Emerging Technology

Action needed to boost business innovation

SmartCompany /

Increased support for commercialisation and research and development have emerged as core themes in a flood of submissions to the Rudd Government’s innovation review.

The review, chaired by CSIRO director Terry Cutler, has received 325 submissions from a range of innovation experts and organisations from across the country.

Although diverse in their views, a common message in the submissions is while Australian business owners are natural-born innovators, a lack of Government support is holding them back.

One area identified as having potential for a modest Government investment to yield a significant innovative dividend is in helping start-ups and small businesses commercialise innovative ideas.

Not-for-profit innovation incubator Innovic argues public funding for a targeted micro-loan program or commercialisation fund could help many start-ups get over the commercialisation hurdle.

“Often at the very early stages people aren’t eligible for most grants because they don’t have the experience or track record.
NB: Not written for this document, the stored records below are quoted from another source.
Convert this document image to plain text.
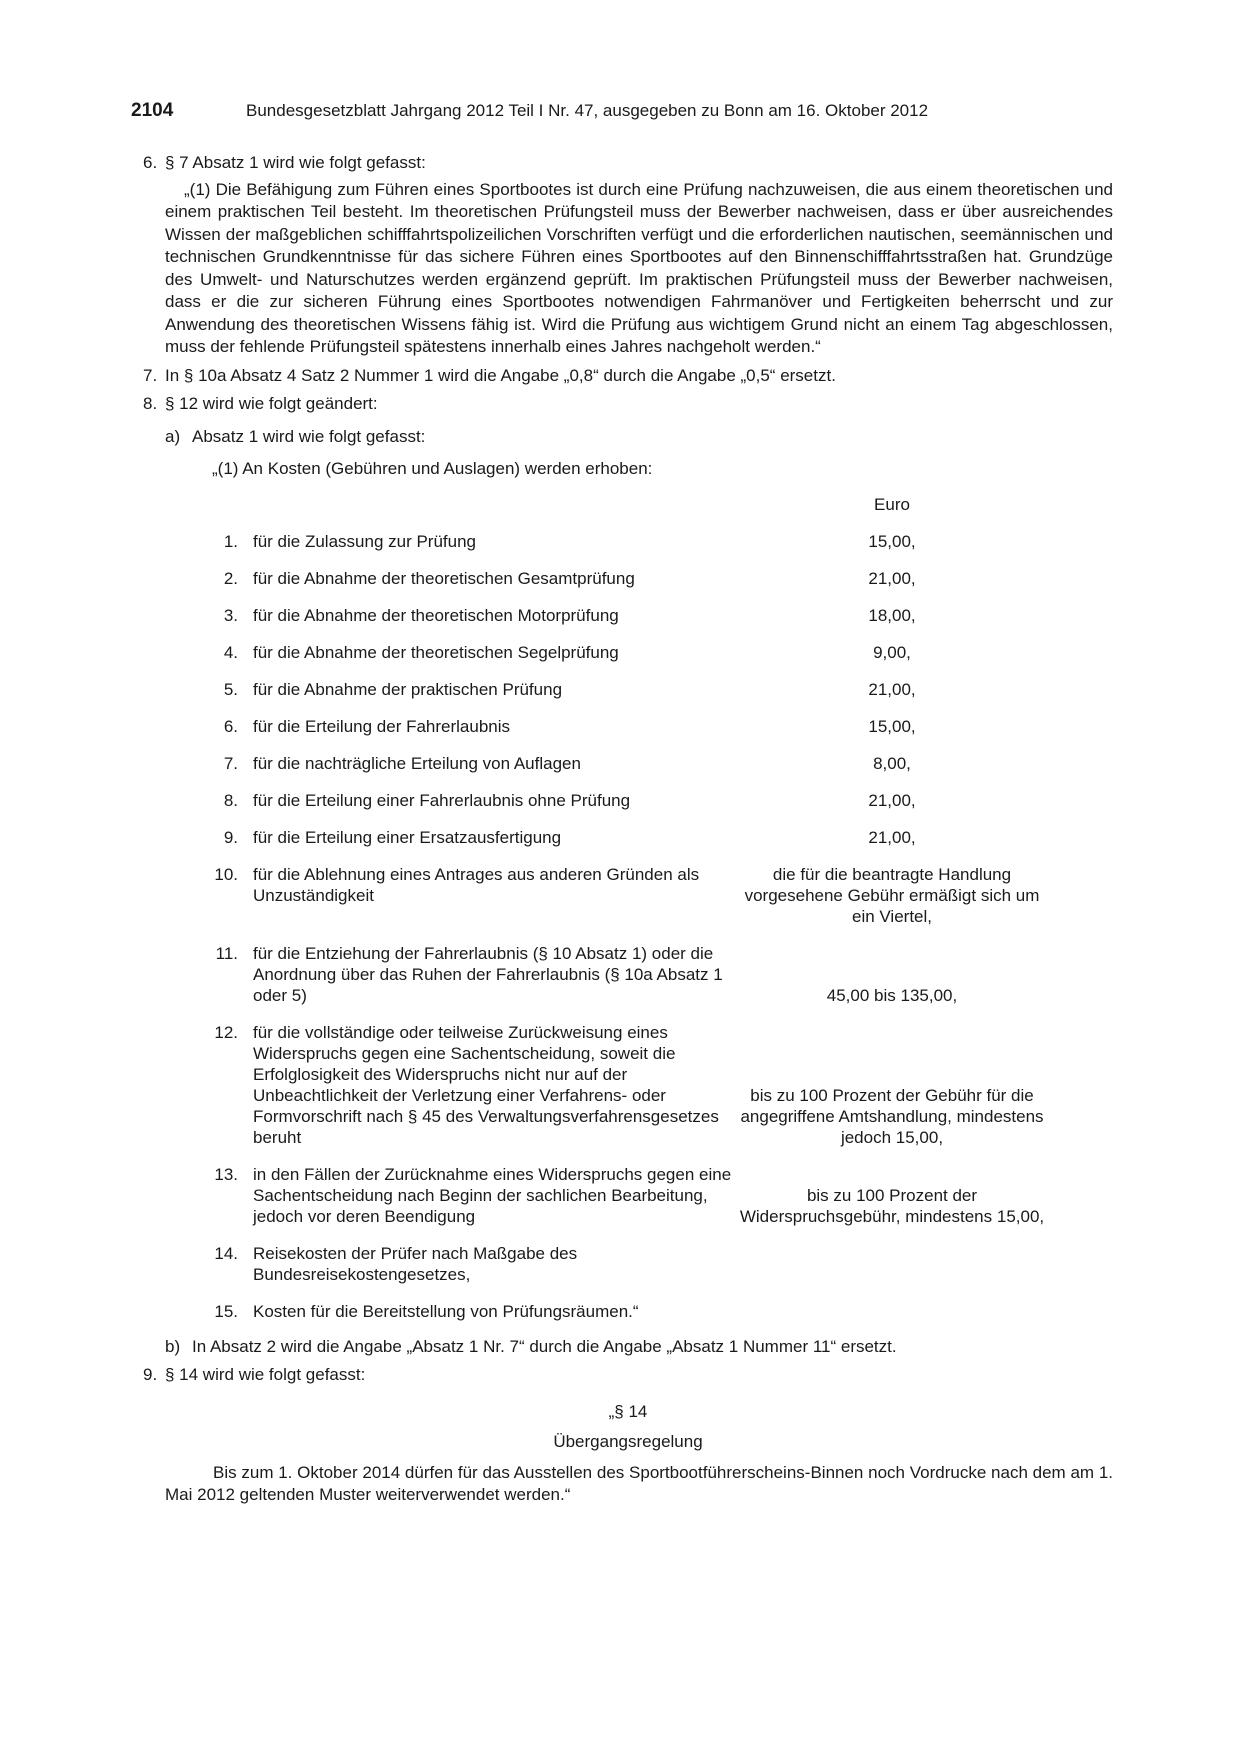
2104	Bundesgesetzblatt Jahrgang 2012 Teil I Nr. 47, ausgegeben zu Bonn am 16. Oktober 2012
6. § 7 Absatz 1 wird wie folgt gefasst:
„(1) Die Befähigung zum Führen eines Sportbootes ist durch eine Prüfung nachzuweisen, die aus einem theoretischen und einem praktischen Teil besteht. Im theoretischen Prüfungsteil muss der Bewerber nachweisen, dass er über ausreichendes Wissen der maßgeblichen schifffahrtspolizeilichen Vorschriften verfügt und die erforderlichen nautischen, seemännischen und technischen Grundkenntnisse für das sichere Führen eines Sportbootes auf den Binnenschifffahrtsstraßen hat. Grundzüge des Umwelt- und Naturschutzes werden ergänzend geprüft. Im praktischen Prüfungsteil muss der Bewerber nachweisen, dass er die zur sicheren Führung eines Sportbootes notwendigen Fahrmanöver und Fertigkeiten beherrscht und zur Anwendung des theoretischen Wissens fähig ist. Wird die Prüfung aus wichtigem Grund nicht an einem Tag abgeschlossen, muss der fehlende Prüfungsteil spätestens innerhalb eines Jahres nachgeholt werden.“
7. In § 10a Absatz 4 Satz 2 Nummer 1 wird die Angabe „0,8“ durch die Angabe „0,5“ ersetzt.
8. § 12 wird wie folgt geändert:
a) Absatz 1 wird wie folgt gefasst:
„(1) An Kosten (Gebühren und Auslagen) werden erhoben:
		Euro
1.	für die Zulassung zur Prüfung	15,00,
2.	für die Abnahme der theoretischen Gesamtprüfung	21,00,
3.	für die Abnahme der theoretischen Motorprüfung	18,00,
4.	für die Abnahme der theoretischen Segelprüfung	9,00,
5.	für die Abnahme der praktischen Prüfung	21,00,
6.	für die Erteilung der Fahrerlaubnis	15,00,
7.	für die nachträgliche Erteilung von Auflagen	8,00,
8.	für die Erteilung einer Fahrerlaubnis ohne Prüfung	21,00,
9.	für die Erteilung einer Ersatzausfertigung	21,00,
10.	für die Ablehnung eines Antrages aus anderen Gründen als Unzuständigkeit	die für die beantragte Handlung vorgesehene Gebühr ermäßigt sich um ein Viertel,
11.	für die Entziehung der Fahrerlaubnis (§ 10 Absatz 1) oder die Anordnung über das Ruhen der Fahrerlaubnis (§ 10a Absatz 1 oder 5)	45,00 bis 135,00,
12.	für die vollständige oder teilweise Zurückweisung eines Widerspruchs gegen eine Sachentscheidung, soweit die Erfolglosigkeit des Widerspruchs nicht nur auf der Unbeachtlichkeit der Verletzung einer Verfahrens- oder Formvorschrift nach § 45 des Verwaltungsverfahrensgesetzes beruht	bis zu 100 Prozent der Gebühr für die angegriffene Amtshandlung, mindestens jedoch 15,00,
13.	in den Fällen der Zurücknahme eines Widerspruchs gegen eine Sachentscheidung nach Beginn der sachlichen Bearbeitung, jedoch vor deren Beendigung	bis zu 100 Prozent der Widerspruchsgebühr, mindestens 15,00,
14.	Reisekosten der Prüfer nach Maßgabe des Bundesreisekostengesetzes,	
15.	Kosten für die Bereitstellung von Prüfungsräumen.“	
b) In Absatz 2 wird die Angabe „Absatz 1 Nr. 7“ durch die Angabe „Absatz 1 Nummer 11“ ersetzt.
9. § 14 wird wie folgt gefasst:
„§ 14
Übergangsregelung
Bis zum 1. Oktober 2014 dürfen für das Ausstellen des Sportbootführerscheins-Binnen noch Vordrucke nach dem am 1. Mai 2012 geltenden Muster weiterverwendet werden.“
They are forced to try and bootstrap their businesses, and that is a long lonely path, and sometimes the time and money just isn’t there,” Innovic chief executive Joss Evans says.

Evans says funds for increased business skill training for early stage entrepreneurs would also pay dividends.

“Most innovators are not business people, so while they have creative ideas they often don’t have the skills to take it to market,” she says.

Improvements to Australia’s R&D policy framework is also nominated as a priority reform area by in several submissions.

John Bell, an associate director of Allen Consulting Group and former head of the OECD’s science, technology and innovation policy division, says increasing the Federal Government’s R&D tax concession regime could provide a big boost to innovation.

The shift in the R&D tax concession from 150% to 125% has retarded research levels in Australia, Bell says.

“We saw significant growth in R&D by business when the 150% tax concession was introduced, but as soon as it went to 125% it started to fall away and we are only now, after many years of a strong economy, returning to those levels as a percentage of GDP,” Bell says.

He argues that a bold Government move to implement an R&D tax concession closer to 200% is now needed to kickstart business innovation.

“You need to go above that 150% mark to get the same effect because changes to franking dividends and the corporate tax rate have reduced the benefit in tax concessions,” he says.

And, like Evans, Bell says any increase in funding to business should be matched by a skills boost.

“We need more of the scientists, engineers and skilled people across the board that make innovation happen. We are just not producing enough of these people,” he says.